A couple of questions/suggestions
- This normally happens after leader election, when new leader gets
elected, it will force all the nodes to sync with itself.
Check logs to see when this happens, if leader was changed. If that is true
then you will have to investigate why leader change takes place.
I suspect leader goes into long enough GC pause that makes zookeeper leader
is no longer available and initiates leader election.
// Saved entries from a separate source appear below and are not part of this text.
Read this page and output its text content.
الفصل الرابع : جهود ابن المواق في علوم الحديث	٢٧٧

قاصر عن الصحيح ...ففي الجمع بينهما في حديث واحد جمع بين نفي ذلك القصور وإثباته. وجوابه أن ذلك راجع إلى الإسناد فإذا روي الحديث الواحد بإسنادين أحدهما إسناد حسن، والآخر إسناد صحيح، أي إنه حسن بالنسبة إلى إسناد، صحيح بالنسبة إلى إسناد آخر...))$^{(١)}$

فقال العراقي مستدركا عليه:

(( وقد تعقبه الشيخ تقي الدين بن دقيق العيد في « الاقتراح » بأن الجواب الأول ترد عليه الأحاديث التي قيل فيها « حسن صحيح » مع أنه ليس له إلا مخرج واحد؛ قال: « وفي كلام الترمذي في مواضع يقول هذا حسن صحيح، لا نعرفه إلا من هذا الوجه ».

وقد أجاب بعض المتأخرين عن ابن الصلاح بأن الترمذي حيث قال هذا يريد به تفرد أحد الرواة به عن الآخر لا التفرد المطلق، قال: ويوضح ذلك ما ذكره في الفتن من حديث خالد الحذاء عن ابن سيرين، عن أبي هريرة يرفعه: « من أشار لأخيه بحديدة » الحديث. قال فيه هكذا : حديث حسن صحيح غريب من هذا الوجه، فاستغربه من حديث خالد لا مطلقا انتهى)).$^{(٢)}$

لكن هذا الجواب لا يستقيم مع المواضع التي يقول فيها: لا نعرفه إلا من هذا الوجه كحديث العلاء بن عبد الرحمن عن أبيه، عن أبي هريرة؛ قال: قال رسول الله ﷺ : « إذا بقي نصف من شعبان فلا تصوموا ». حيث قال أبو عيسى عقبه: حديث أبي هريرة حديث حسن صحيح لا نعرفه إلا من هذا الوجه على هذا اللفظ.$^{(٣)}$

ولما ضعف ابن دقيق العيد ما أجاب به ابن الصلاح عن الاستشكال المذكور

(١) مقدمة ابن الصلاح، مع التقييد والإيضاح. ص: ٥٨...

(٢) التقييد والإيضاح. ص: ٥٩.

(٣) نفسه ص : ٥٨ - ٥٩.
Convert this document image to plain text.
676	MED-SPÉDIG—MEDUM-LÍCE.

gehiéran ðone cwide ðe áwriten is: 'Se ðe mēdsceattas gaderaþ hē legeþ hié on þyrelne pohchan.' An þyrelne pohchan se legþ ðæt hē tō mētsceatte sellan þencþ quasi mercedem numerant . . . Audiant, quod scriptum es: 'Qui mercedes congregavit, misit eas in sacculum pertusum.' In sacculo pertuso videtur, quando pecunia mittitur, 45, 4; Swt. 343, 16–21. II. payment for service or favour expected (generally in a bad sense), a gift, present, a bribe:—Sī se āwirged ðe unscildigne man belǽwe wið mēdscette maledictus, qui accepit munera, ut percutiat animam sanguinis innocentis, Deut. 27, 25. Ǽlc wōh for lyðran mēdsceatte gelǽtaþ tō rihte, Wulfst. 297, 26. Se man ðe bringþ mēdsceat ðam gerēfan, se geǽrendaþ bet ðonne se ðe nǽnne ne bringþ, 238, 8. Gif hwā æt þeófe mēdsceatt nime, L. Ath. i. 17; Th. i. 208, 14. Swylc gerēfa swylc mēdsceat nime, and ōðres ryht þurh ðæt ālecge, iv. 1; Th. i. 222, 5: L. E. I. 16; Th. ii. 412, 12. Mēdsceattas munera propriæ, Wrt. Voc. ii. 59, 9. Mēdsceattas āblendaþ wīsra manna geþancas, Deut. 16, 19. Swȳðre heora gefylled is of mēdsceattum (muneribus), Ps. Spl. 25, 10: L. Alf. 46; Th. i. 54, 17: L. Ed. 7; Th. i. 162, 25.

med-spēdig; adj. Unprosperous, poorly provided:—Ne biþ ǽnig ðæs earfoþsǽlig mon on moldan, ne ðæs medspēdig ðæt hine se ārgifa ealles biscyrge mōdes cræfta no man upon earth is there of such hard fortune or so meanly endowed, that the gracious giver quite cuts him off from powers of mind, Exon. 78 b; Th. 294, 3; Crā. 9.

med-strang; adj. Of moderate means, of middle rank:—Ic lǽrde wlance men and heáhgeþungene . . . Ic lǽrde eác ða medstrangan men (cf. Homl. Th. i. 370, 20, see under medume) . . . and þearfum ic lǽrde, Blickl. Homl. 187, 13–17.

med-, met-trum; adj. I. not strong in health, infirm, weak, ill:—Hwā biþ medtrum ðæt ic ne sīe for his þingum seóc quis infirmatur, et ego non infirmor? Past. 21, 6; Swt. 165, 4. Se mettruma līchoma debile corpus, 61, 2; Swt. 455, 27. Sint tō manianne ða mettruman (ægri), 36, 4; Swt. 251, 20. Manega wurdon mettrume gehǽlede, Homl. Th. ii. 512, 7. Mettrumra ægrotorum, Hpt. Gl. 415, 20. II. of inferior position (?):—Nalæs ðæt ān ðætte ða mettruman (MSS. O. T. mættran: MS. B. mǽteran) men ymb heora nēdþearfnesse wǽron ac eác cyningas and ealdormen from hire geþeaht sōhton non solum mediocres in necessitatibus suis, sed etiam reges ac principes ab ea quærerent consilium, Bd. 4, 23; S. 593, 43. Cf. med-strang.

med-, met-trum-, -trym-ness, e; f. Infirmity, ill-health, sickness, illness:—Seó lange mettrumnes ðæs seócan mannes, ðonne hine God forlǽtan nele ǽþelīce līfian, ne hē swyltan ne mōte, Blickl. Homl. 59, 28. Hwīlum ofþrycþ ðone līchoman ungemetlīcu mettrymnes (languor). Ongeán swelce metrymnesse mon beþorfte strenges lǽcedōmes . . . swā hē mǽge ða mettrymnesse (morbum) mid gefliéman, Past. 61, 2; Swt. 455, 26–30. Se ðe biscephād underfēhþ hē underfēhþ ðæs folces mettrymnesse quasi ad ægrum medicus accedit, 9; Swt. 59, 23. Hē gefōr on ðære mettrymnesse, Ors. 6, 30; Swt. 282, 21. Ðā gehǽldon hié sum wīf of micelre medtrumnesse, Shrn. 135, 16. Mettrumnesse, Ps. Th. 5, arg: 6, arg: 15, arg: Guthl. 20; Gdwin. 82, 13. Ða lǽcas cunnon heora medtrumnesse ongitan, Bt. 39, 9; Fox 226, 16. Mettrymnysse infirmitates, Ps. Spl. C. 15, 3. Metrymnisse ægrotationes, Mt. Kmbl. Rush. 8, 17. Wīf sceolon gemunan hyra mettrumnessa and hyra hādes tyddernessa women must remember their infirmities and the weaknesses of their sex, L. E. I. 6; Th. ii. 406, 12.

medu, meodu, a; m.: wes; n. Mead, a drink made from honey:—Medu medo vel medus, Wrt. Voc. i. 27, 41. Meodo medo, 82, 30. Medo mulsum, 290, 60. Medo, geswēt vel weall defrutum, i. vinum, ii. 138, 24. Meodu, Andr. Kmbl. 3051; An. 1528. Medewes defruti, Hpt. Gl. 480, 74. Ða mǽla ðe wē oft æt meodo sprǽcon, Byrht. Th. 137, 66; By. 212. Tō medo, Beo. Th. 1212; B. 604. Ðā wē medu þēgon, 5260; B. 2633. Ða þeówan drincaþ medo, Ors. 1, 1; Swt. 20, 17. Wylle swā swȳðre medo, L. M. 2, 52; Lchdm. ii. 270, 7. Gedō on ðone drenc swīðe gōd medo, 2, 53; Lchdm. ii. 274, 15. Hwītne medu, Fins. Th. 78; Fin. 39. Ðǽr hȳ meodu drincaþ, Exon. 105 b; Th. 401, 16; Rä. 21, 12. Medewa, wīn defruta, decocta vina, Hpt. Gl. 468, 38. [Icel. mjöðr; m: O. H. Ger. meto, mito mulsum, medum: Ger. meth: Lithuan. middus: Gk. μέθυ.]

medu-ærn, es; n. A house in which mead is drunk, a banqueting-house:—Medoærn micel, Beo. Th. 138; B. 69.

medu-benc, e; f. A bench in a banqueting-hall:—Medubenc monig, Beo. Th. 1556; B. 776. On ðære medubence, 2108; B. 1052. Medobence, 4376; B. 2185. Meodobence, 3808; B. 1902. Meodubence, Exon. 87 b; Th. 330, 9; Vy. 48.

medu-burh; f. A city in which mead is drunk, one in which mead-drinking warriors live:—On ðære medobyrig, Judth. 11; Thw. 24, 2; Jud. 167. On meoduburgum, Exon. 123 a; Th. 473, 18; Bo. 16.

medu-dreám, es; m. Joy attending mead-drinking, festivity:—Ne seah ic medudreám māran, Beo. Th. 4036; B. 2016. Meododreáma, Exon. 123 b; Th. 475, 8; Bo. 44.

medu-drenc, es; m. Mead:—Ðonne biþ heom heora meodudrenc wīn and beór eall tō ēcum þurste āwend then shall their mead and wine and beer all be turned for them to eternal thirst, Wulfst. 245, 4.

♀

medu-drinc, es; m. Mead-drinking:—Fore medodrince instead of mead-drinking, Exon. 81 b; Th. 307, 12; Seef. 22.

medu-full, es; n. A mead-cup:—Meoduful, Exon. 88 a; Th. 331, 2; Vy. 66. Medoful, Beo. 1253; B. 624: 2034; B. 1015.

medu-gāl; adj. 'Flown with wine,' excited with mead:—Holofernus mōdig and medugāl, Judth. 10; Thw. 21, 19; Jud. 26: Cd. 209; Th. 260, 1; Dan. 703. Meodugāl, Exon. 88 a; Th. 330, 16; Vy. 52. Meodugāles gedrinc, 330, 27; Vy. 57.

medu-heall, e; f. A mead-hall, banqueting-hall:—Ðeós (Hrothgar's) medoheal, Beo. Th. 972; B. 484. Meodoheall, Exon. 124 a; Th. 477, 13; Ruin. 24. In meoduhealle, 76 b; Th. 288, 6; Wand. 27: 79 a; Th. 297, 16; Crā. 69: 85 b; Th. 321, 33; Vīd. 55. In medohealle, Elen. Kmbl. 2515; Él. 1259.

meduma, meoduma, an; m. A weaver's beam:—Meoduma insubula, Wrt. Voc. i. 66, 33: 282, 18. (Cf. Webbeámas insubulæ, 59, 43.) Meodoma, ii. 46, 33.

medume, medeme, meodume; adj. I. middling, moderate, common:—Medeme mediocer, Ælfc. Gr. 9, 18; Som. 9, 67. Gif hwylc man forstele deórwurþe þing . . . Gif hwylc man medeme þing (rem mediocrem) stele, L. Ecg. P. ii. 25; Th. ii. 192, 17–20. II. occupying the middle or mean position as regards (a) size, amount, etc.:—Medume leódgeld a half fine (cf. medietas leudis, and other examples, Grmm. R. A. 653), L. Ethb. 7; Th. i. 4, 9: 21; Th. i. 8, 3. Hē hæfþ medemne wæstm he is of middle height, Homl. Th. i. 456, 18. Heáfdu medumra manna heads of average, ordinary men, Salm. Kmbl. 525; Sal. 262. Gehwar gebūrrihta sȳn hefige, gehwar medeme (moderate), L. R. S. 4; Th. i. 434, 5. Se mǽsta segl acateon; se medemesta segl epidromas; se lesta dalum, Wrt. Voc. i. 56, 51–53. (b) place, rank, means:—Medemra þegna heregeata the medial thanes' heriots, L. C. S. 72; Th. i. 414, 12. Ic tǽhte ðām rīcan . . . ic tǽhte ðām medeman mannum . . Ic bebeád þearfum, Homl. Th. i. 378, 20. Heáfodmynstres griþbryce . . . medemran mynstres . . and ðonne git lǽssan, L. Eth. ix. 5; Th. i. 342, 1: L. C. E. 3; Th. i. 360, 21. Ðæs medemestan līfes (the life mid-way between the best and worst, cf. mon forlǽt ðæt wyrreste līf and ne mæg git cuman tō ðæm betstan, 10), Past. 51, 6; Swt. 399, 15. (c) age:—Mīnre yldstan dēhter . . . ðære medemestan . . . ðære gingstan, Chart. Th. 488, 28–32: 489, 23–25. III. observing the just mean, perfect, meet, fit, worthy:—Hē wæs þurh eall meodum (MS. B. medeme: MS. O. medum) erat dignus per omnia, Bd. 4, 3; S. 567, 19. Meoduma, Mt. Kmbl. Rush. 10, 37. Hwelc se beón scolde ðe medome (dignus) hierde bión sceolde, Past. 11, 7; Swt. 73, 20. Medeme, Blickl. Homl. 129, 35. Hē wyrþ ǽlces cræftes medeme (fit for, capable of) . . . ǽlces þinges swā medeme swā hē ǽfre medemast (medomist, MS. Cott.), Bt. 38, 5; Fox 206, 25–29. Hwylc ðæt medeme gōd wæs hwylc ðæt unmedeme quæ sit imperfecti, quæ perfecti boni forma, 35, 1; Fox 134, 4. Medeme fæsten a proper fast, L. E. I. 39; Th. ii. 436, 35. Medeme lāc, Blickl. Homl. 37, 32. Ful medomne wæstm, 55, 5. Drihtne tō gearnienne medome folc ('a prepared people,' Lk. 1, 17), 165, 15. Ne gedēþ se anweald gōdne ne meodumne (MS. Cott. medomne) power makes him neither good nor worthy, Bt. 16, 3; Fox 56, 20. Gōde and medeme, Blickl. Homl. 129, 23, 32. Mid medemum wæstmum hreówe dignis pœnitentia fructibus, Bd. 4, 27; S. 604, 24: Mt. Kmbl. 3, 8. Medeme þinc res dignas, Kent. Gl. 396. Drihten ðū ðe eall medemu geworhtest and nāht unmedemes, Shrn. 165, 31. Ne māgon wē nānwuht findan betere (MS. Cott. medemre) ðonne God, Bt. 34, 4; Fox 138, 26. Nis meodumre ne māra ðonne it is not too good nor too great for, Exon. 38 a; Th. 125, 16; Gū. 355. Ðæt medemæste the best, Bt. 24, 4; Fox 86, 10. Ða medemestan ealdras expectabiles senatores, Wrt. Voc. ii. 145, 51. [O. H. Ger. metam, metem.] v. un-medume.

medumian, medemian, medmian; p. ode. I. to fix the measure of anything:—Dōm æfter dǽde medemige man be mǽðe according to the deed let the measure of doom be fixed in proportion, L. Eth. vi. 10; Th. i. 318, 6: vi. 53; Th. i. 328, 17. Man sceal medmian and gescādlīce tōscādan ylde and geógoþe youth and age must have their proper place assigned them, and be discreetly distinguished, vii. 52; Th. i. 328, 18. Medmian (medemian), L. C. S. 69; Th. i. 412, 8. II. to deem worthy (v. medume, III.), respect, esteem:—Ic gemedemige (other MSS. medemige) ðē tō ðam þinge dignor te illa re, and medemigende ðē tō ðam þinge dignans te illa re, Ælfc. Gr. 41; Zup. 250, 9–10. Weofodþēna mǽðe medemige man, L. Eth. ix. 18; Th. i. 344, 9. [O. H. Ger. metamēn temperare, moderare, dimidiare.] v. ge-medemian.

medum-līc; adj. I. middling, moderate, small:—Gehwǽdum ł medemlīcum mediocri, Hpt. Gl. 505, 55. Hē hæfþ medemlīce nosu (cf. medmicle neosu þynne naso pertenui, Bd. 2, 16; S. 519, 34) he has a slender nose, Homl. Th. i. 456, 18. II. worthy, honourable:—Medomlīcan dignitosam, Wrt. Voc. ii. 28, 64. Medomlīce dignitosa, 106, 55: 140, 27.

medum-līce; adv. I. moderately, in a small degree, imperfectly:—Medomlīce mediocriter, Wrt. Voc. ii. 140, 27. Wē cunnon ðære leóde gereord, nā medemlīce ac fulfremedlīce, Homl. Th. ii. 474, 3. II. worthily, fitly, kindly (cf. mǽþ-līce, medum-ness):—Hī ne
- What version of Solr you are using.  SOLR-8586
<https://issues.apache.org/jira/browse/SOLR-8586> introduced
IndexFingerprint check, unfortunately it was broken and hence replica would
always do full index replication. Issue is now fixed in SOLR-9310
<https://issues.apache.org/jira/browse/SOLR-9310>, this should help
replicas recover faster.

- You should also increase ulog log size (default threshold is 100 docs or
10 tlogs whichever is hit first). This will again help replicas recover
faster from tlogs (of course, there would be a threshold after which
recovering from tlog would in fact take longer than copying over all the
index files from leader)

On Thu, Oct 6, 2016 at 5:23 AM, Gerald Reinhart <gerald.reinh...@kelkoo.com>

> Hello everyone,
>     Our Solr Cloud  works very well for several months without any
> significant changes: the traffic to serve is stable, no major release
> deployed...
>     But randomly, the Solr Cloud leader puts all the replicas in recovery
> at the same time for no obvious reason.
>     Hence, we can not serve the queries any more and the leader is
> overloaded while replicating all the indexes on the replicas at the same
> time which eventually implies a downtime of approximately 30 minutes.
>     Is there a way to prevent it ? Ideally, a configuration saying a
> percentage of replicas to be put in recovery at the same time?
> Thanks,
> Gérald, Elodie and Ludovic